Notably, GOP congressmen who questioned Page said they found her more credible and forthcoming than they found Peter Strzok to be.  We could assume she was lying about whether she’d ever heard of Christopher Steele, but there’s nothing to suggest that she was.  The members of Congress thought she was credible – and a moment’s reflection tells us she had no apparent motive to lie about Steele.

If anything, there might have been a motive to positively affirm the party line about Steele’s individual reputation and previous links with U.S. law enforcement, on which the integrity of the FISA application process hinges.  But instead of making such an affirmation, Page bluntly said she’d never heard of Steele at all.

What’s the deal with Steele?

This is a data point we shouldn’t drop.  At the very least, it puts a question mark over the Steele persona in the Russiagate catechism.

In a broader sense, it suggests the possibility that the whole narrative needs rewriting.  If Steele wasn’t really a Known Ranger with a bagful of magic intelligence, that shifts the locus of motivation for Crossfire Hurricane back toward John Brennan’s instigation (notably, not for the first time).

But it does more than that.  It also raises the question: what role has Steele been playing?  I am by no means the only analyst who has found the dossier to be frankly absurd as an “intelligence” document.  Was Steele merely a “beard” of some kind?  Did he perhaps provide as little useful substance in the FIFA case as he did with the 2016 dossier?  Is there something besides the substantive intellectual contribution he makes that has written him into the narratives of one or both cases?

Analyst Yaacov Apelbaum had this to say about Steele, in response to a reader comment on a very interesting, related treatment at his blog The Illustrated Primer in March 2018:

For some reason, it seems that Steele is always the first one (and his sidekick Luke Harding is always not far behind) at every major crime scene.

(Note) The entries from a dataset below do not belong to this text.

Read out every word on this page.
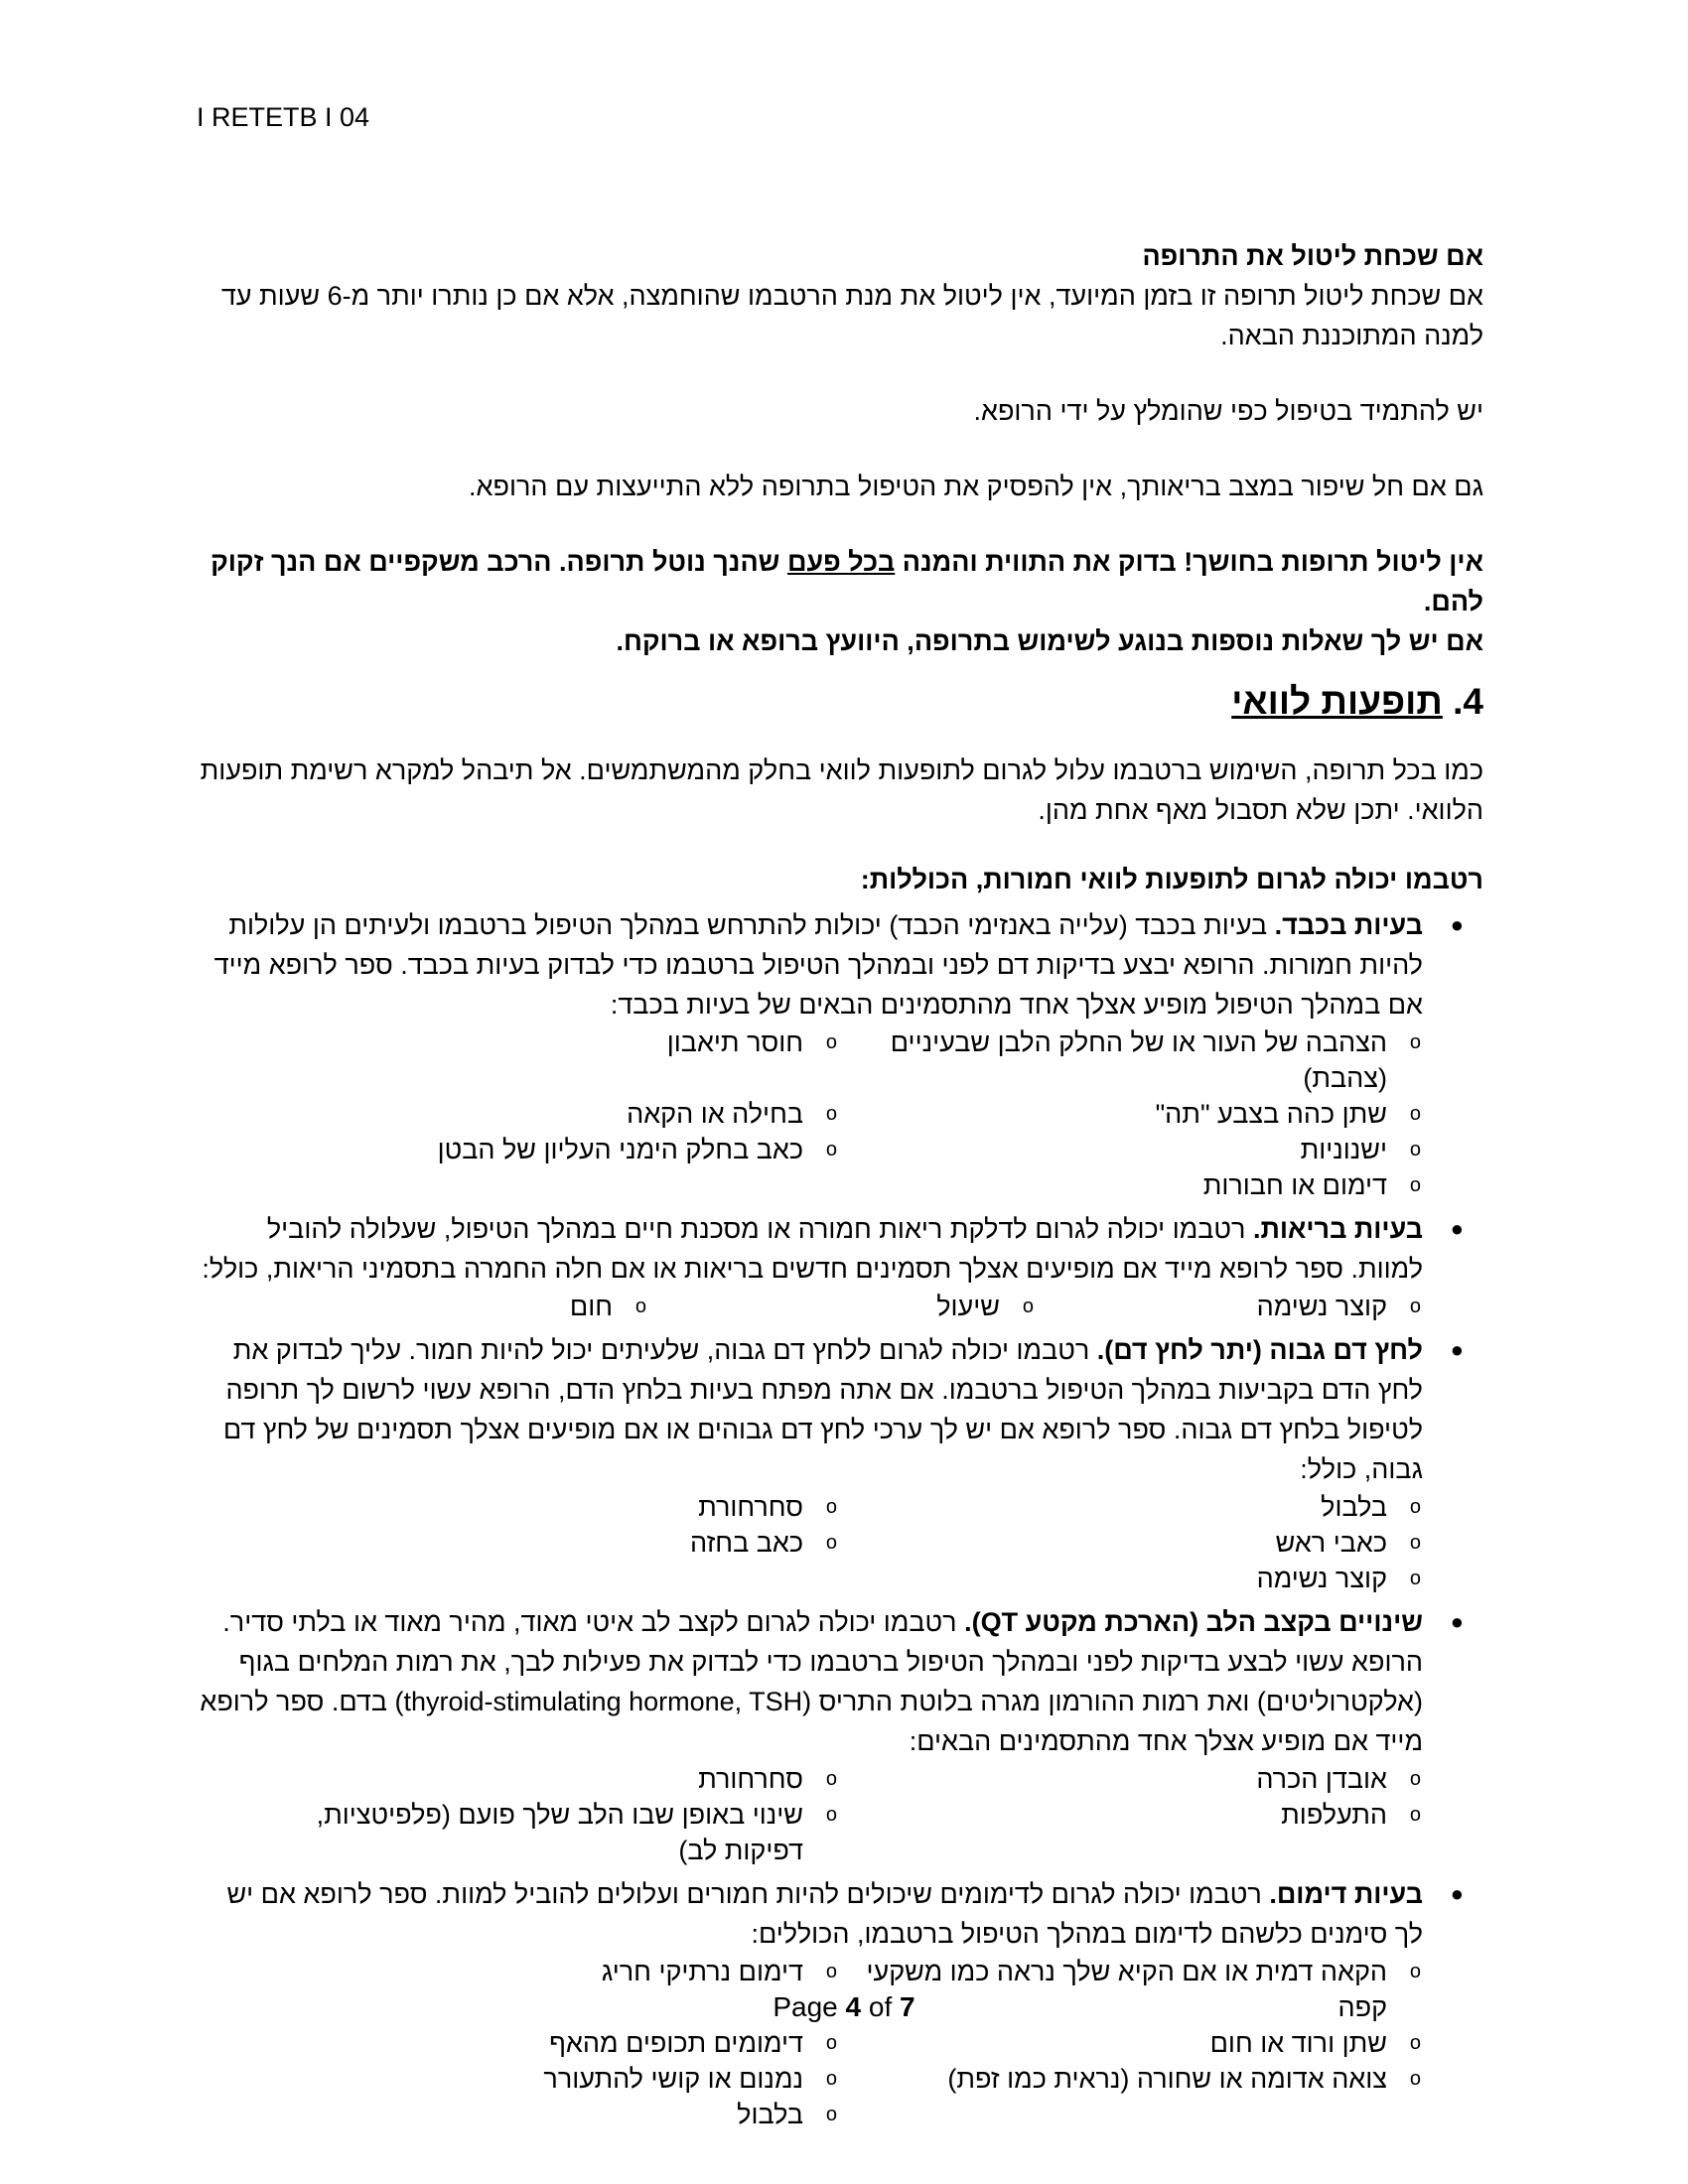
I RETETB I 04

אם שכחת ליטול את התרופה

אם שכחת ליטול תרופה זו בזמן המיועד, אין ליטול את מנת הרטבמו שהוחמצה, אלא אם כן נותרו יותר מ-6 שעות עד למנה המתוכננת הבאה.

יש להתמיד בטיפול כפי שהומלץ על ידי הרופא.

גם אם חל שיפור במצב בריאותך, אין להפסיק את הטיפול בתרופה ללא התייעצות עם הרופא.

אין ליטול תרופות בחושך! בדוק את התווית והמנה בכל פעם שהנך נוטל תרופה. הרכב משקפיים אם הנך זקוק להם.

אם יש לך שאלות נוספות בנוגע לשימוש בתרופה, היוועץ ברופא או ברוקח.

4. תופעות לוואי

כמו בכל תרופה, השימוש ברטבמו עלול לגרום לתופעות לוואי בחלק מהמשתמשים. אל תיבהל למקרא רשימת תופעות הלוואי. יתכן שלא תסבול מאף אחת מהן.

רטבמו יכולה לגרום לתופעות לוואי חמורות, הכוללות:

●

בעיות בכבד. בעיות בכבד (עלייה באנזימי הכבד) יכולות להתרחש במהלך הטיפול ברטבמו ולעיתים הן עלולות להיות חמורות. הרופא יבצע בדיקות דם לפני ובמהלך הטיפול ברטבמו כדי לבדוק בעיות בכבד. ספר לרופא מייד אם במהלך הטיפול מופיע אצלך אחד מהתסמינים הבאים של בעיות בכבד:

o
הצהבה של העור או של החלק הלבן שבעיניים (צהבת)
o
חוסר תיאבון
o
שתן כהה בצבע "תה"
o
בחילה או הקאה
o
ישנוניות
o
כאב בחלק הימני העליון של הבטן
o
דימום או חבורות
●

בעיות בריאות. רטבמו יכולה לגרום לדלקת ריאות חמורה או מסכנת חיים במהלך הטיפול, שעלולה להוביל למוות. ספר לרופא מייד אם מופיעים אצלך תסמינים חדשים בריאות או אם חלה החמרה בתסמיני הריאות, כולל:

o
קוצר נשימה
o
שיעול
o
חום
●

לחץ דם גבוה (יתר לחץ דם). רטבמו יכולה לגרום ללחץ דם גבוה, שלעיתים יכול להיות חמור. עליך לבדוק את לחץ הדם בקביעות במהלך הטיפול ברטבמו. אם אתה מפתח בעיות בלחץ הדם, הרופא עשוי לרשום לך תרופה לטיפול בלחץ דם גבוה. ספר לרופא אם יש לך ערכי לחץ דם גבוהים או אם מופיעים אצלך תסמינים של לחץ דם גבוה, כולל:

o
בלבול
o
סחרחורת
o
כאבי ראש
o
כאב בחזה
o
קוצר נשימה
●

שינויים בקצב הלב (הארכת מקטע QT). רטבמו יכולה לגרום לקצב לב איטי מאוד, מהיר מאוד או בלתי סדיר. הרופא עשוי לבצע בדיקות לפני ובמהלך הטיפול ברטבמו כדי לבדוק את פעילות לבך, את רמות המלחים בגוף (אלקטרוליטים) ואת רמות ההורמון מגרה בלוטת התריס (thyroid-stimulating hormone, TSH) בדם. ספר לרופא מייד אם מופיע אצלך אחד מהתסמינים הבאים:

o
אובדן הכרה
o
סחרחורת
o
התעלפות
o
שינוי באופן שבו הלב שלך פועם (פלפיטציות, דפיקות לב)
●

בעיות דימום. רטבמו יכולה לגרום לדימומים שיכולים להיות חמורים ועלולים להוביל למוות. ספר לרופא אם יש לך סימנים כלשהם לדימום במהלך הטיפול ברטבמו, הכוללים:

o
הקאה דמית או אם הקיא שלך נראה כמו משקעי קפה
o
דימום נרתיקי חריג
o
שתן ורוד או חום
o
דימומים תכופים מהאף
o
צואה אדומה או שחורה (נראית כמו זפת)
o
נמנום או קושי להתעורר
o
בלבול
Page 4 of 7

He always manages somehow to solve the case in record time and walk away smelling like a rose. I mean, what are the odds that one person would be randomly involved in so many major international cases like the FIFA corruption, Litvinenko’s poisoning, Skripal’s poisoning, and the Dossier composition (just to name a few…). Kind of reminds you of the arson investigator that turns out to be the arsanist [sic].

Regarding the dossier itself, Apelbaum, concluded in his text, based on an in-depth forensic analysis of writing styles and other factors, that Steele didn’t write it.

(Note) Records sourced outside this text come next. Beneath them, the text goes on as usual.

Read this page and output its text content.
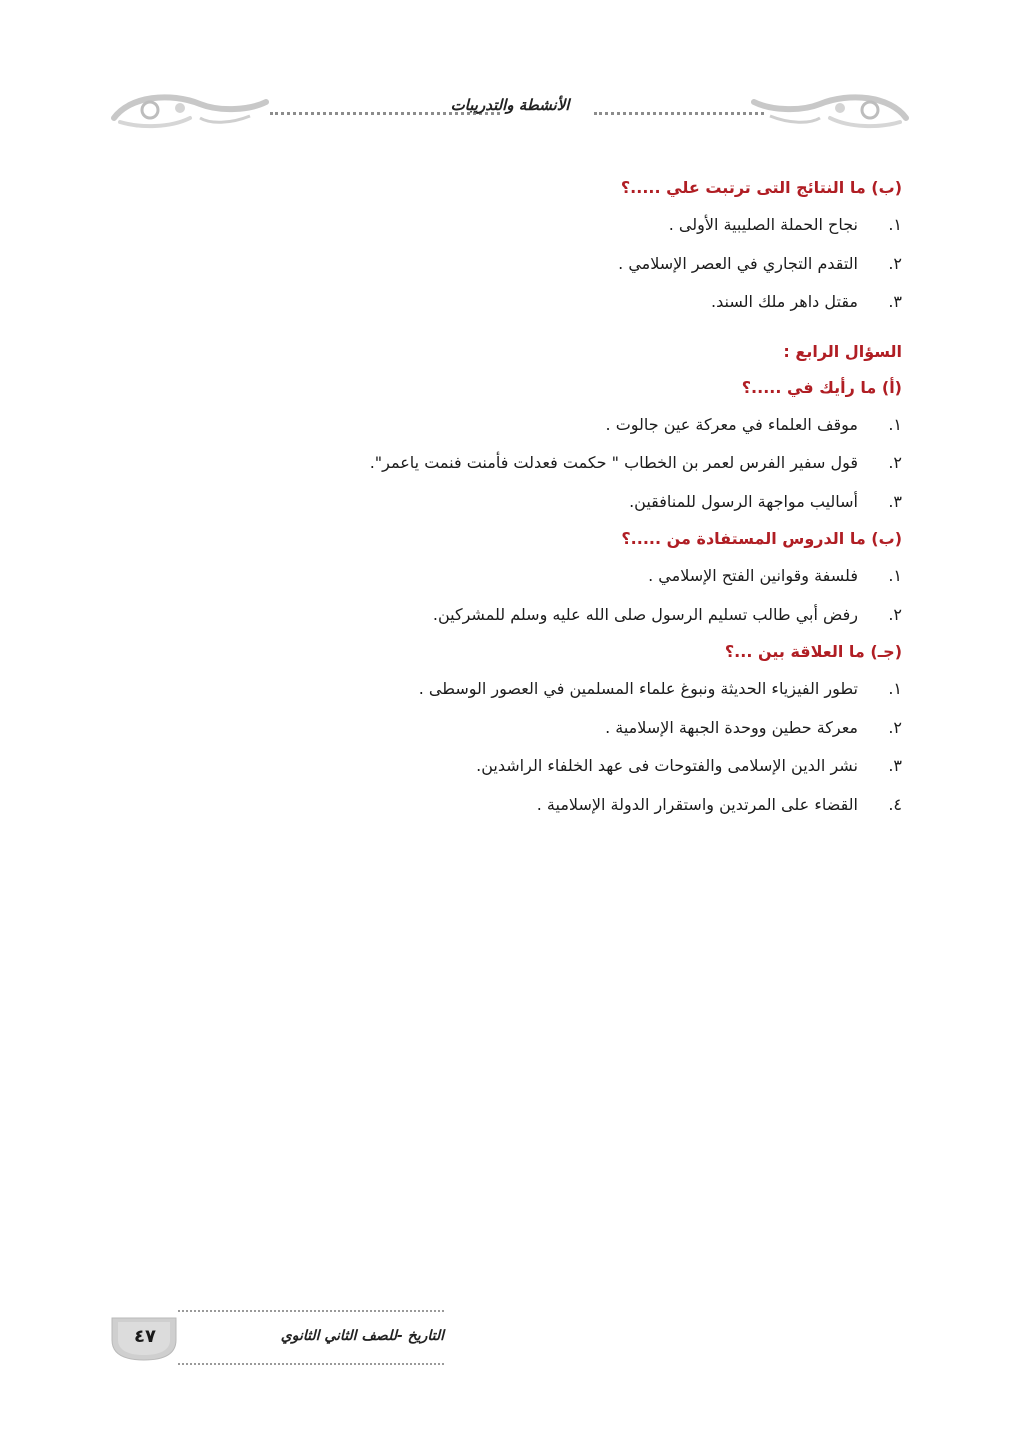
الأنشطة والتدريبات
(ب) ما النتائج التى ترتبت علي .....؟
١.نجاح الحملة الصليبية الأولى .
٢.التقدم التجاري في العصر الإسلامي .
٣.مقتل داهر ملك السند.
السؤال الرابع :
(أ) ما رأيك في .....؟
١.موقف العلماء في معركة عين جالوت .
٢.قول سفير الفرس لعمر بن الخطاب " حكمت فعدلت فأمنت فنمت ياعمر".
٣.أساليب مواجهة الرسول للمنافقين.
(ب) ما الدروس المستفادة من .....؟
١.فلسفة وقوانين الفتح الإسلامي .
٢.رفض أبي طالب تسليم الرسول صلى الله عليه وسلم للمشركين.
(جـ) ما العلاقة بين ...؟
١.تطور الفيزياء الحديثة ونبوغ علماء المسلمين في العصور الوسطى .
٢.معركة حطين ووحدة الجبهة الإسلامية .
٣.نشر الدين الإسلامى والفتوحات فى عهد الخلفاء الراشدين.
٤.القضاء على المرتدين واستقرار الدولة الإسلامية .
٤٧	التاريخ -للصف الثاني الثانوي
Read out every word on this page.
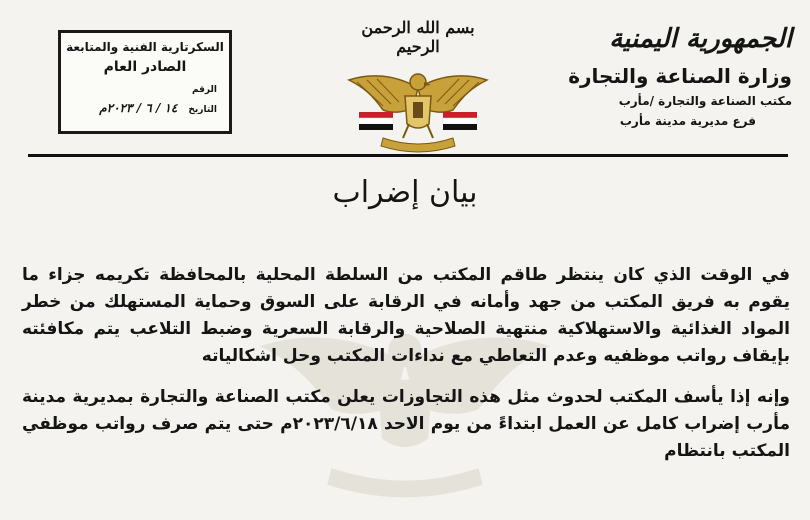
الجمهورية اليمنية
وزارة الصناعة والتجارة
مكتب الصناعة والتجارة /مأرب
فرع مديرية مدينة مأرب
بسم الله الرحمن الرحيم
السكرتارية الفنية والمتابعة
الصادر العام
الرقم
التاريخ ١٤ / ٦ / ٢٠٢٣م
بيان إضراب

في الوقت الذي كان ينتظر طاقم المكتب من السلطة المحلية بالمحافظة تكريمه جزاء ما يقوم به فريق المكتب من جهد وأمانه في الرقابة على السوق وحماية المستهلك من خطر المواد الغذائية والاستهلاكية منتهية الصلاحية والرقابة السعرية وضبط التلاعب يتم مكافئته بإيقاف رواتب موظفيه وعدم التعاطي مع نداءات المكتب وحل اشكالياته

وإنه إذا يأسف المكتب لحدوث مثل هذه التجاوزات يعلن مكتب الصناعة والتجارة بمديرية مدينة مأرب إضراب كامل عن العمل ابتداءً من يوم الاحد ٢٠٢٣/٦/١٨م حتى يتم صرف رواتب موظفي المكتب بانتظام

When it comes to the bulk of the literary work, Simpson, Jacoby, Baumgartner and Ohr likely authored it and Steele—if he did any actual writing—just formatted the reports in order to tag them with his scent and make them look spyish by using terms like “Source X” and redacting some phrases.

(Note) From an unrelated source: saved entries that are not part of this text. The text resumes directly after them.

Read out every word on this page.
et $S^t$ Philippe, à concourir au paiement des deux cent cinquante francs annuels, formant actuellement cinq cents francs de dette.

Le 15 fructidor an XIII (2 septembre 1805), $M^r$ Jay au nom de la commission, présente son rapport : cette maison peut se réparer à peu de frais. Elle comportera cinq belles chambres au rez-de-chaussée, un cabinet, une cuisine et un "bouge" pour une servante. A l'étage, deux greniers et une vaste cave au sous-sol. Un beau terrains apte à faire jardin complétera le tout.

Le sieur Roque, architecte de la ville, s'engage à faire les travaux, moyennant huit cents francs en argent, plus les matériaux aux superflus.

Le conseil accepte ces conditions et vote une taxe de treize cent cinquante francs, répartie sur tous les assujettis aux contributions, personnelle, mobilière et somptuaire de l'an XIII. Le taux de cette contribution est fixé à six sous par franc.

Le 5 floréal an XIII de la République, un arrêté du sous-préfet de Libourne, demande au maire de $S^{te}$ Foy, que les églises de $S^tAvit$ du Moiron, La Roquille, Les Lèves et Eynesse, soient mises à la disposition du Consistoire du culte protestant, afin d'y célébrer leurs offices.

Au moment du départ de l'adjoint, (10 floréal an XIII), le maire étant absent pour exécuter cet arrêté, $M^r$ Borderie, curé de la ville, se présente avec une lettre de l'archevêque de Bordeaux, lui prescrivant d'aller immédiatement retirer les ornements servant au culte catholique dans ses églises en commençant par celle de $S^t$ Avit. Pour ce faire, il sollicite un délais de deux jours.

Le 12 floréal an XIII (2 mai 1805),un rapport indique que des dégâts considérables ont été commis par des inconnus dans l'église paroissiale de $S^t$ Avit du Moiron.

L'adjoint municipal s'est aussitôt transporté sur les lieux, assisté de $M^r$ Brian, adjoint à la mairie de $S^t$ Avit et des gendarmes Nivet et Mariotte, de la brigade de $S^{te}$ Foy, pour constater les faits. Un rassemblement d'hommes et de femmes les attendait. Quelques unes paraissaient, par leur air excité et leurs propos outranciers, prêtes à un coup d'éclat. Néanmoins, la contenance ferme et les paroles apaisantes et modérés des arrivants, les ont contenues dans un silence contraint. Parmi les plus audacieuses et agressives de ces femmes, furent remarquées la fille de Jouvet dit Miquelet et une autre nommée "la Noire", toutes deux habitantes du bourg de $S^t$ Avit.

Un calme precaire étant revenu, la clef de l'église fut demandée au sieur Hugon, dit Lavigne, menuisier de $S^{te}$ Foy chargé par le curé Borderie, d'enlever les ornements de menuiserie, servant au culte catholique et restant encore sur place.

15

The whole Apelbaum discussion is worth the time to absorb, although it’s very long.  Little of it was news to me when I first came across it last year, but the analysis is extremely well done and fascinating.  Appelbaum may well lay his finger on Steele’s value most accurately with this characterization, also down in the comments section:

Steele and Simpson/Jacoby have been collaborating on Trump/Russia going back to 2009. [Noted, incidentally, in my December 2017 article linked above. – J.E.]

Also, there is a large Hakluyt/Orbis ‘commercial intelligence’ network in the US that regularly services political and federal agencies and has the power to summon Nazgûls the likes of John Brennan. So Steele is not the new kid on the block, he has been doing this type of work long before 2016. This is also why he has such a cozy relationship with the brass at the DOJ and state.

We have referenced Hakluyt before, and the connection of John Brennan with the shadowy pantheon of the retired British intelligence service.  The media narrative keeps driving us toward a focus on the FBI, as it did just this past week with the New York Times story on the fright-prompted investigation of Trump.  But Lisa Page’s little testimony bomblet suggests that a carefully fostered misconception about Steele may have had us focusing in the wrong place for too long.